The soldier said his unit endured 43 days in a wooded zone close to the city, which Russia has been trying to seize since last year. The only way to get to their location was on foot. All supplies came by quadcopter: rations and water. Seven days after he was injured, he walked 5km (roughly three miles), requiring several hours, to a point where an armoured vehicle was able to pick him up. Upon arrival, a medical staff assessed his vital signs. Following care, a medical attendant provided him with fresh non-military attire: a shirt and a set of pale denim trousers.

The soldier, twenty-eight, said a FPV aerial device caused a minor injury in his lower limb.

Another patient, 38-year-old Pavlo Filipchuk, recounted a drone blast had left him with a head injury. “My position was in a dugout. Suddenly it went dark. I couldn’t feel any feeling or hear anything,” he said. “I believe I was fortunate to remain alive. A relative has been lost. We face ongoing detonations.” A builder employed in a neighboring country, Filipchuk said he had come back to his homeland and volunteered to serve shortly before the Russian leader's full-scale invasion in early 2022.

A third soldier, a serviceman, had been struck in the back. He groaned as doctors laid him on a medical cot, took off a stained dressing and treated his recent shrapnel wound. Wrapped in a foil blanket, he borrowed a mobile phone to ring his family member. “A fragment of artillery hit me. It was a ricochet. My condition is stable,” he told her. What were his plans now? “To recover. This may require a few months. Subsequently, to return to my unit. Someone must protect our country,” he affirmed.

Doctors treat the wounded soldier, who was injured in the back by a piece of artillery shell.

Since 2022, Russia has consistently targeted medical centers, clinics, maternity wards and ambulances. According to international monitors, 261 medical personnel have been fatally attacked in almost 2,000 assaults. This subterranean hospital is built from multiple reinforced shelters, with wooden supports, earth and granular material laid on top reaching the surface. It can withstand impacts from 152mm projectiles and even multiple eight-kilogram explosive devices dropped by drone.

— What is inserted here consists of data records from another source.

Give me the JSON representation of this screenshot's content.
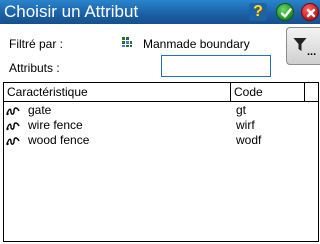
{
  "window": {
    "title": "Choisir un Attribut",
    "help_glyph": "?"
  },
  "filter": {
    "label": "Filtré par :",
    "value": "Manmade boundary",
    "icon": "layer-filter-icon",
    "button_suffix": "..."
  },
  "attributes": {
    "label": "Attributs :",
    "value": "",
    "placeholder": ""
  },
  "table": {
    "headers": [
      "Caractéristique",
      "Code"
    ],
    "rows": [
      {
        "name": "gate",
        "code": "gt",
        "icon": "line-feature-icon"
      },
      {
        "name": "wire fence",
        "code": "wirf",
        "icon": "line-feature-icon"
      },
      {
        "name": "wood fence",
        "code": "wodf",
        "icon": "line-feature-icon"
      }
    ]
  },
  "colors": {
    "titlebar": "#1b62a8",
    "input_border": "#1f6fc5"
  }
}
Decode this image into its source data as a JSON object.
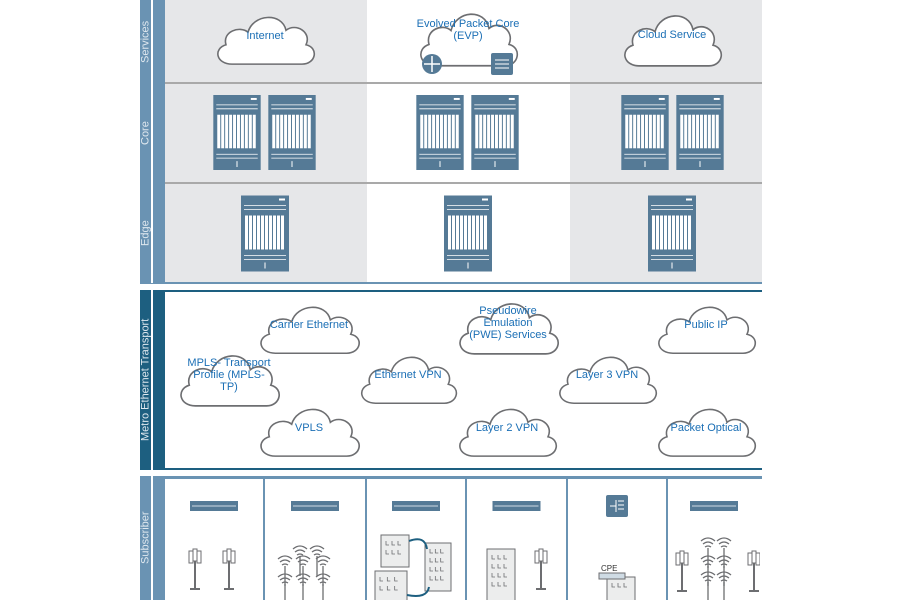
{
  "layers": {
    "services": "Services",
    "core": "Core",
    "edge": "Edge",
    "metro": "Metro Ethernet Transport",
    "subscriber": "Subscriber"
  },
  "services_clouds": [
    "Internet",
    "Evolved Packet Core (EVP)",
    "Cloud Service"
  ],
  "metro_clouds": {
    "carrier_ethernet": "Carrier Ethernet",
    "mpls_tp": "MPLS- Transport Profile (MPLS-TP)",
    "ethernet_vpn": "Ethernet VPN",
    "vpls": "VPLS",
    "pwe": "Pseudowire Emulation (PWE) Services",
    "layer3": "Layer 3 VPN",
    "layer2": "Layer 2 VPN",
    "public_ip": "Public IP",
    "packet_optical": "Packet Optical"
  },
  "subscriber": {
    "cpe_label": "CPE"
  },
  "colors": {
    "layer_bar": "#6a93b3",
    "metro_bar": "#1d5f80",
    "cloud_text": "#1b6fb5",
    "device": "#557a96"
  }
}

A major industrial group, which funded the construction, plans to erect twenty units in total. A senior official of the nation's national security council and ex- defence minister, the official, declared they would be “vitally important for preserving the survival of our armed forces and supporting troops on the battlefront.” The organization referred to the project as the “largest-scale and demanding” it had implemented after the enemy's invasion.

An example of the facility's operating theatres.

Holovashchenko, said certain wounded soldiers had to endure delays many hours or even days before they could be transported because of the threat of aerial attacks. “Our facility received a pair of severely injured casualties who arrived at the early hours. It was necessary to carry out a double amputation on a patient. His bleeding control device had been on for so long there was no alternative.” What is his method with severe operations? “I’ve been healthcare for two decades. One must focus,” he said.

Medical assistants wheeled Mykolaichuk up the passage and into an emergency vehicle. The vehicle was parked beneath a shrub. He and the two other military members were transferred to the urban center of a major city for further treatment. The subterranean medical team paused for rest. The hospital’s ginger cat, the mascot, padded toward the entrance to greet the incoming patients. “Our facility operates open 24 hours a day,” the surgeon said. “The work is continuous.”

William Berry
William Berry

Digital strategist with 15+ years in tech innovation, focusing on AI integration and sustainable business models across global markets.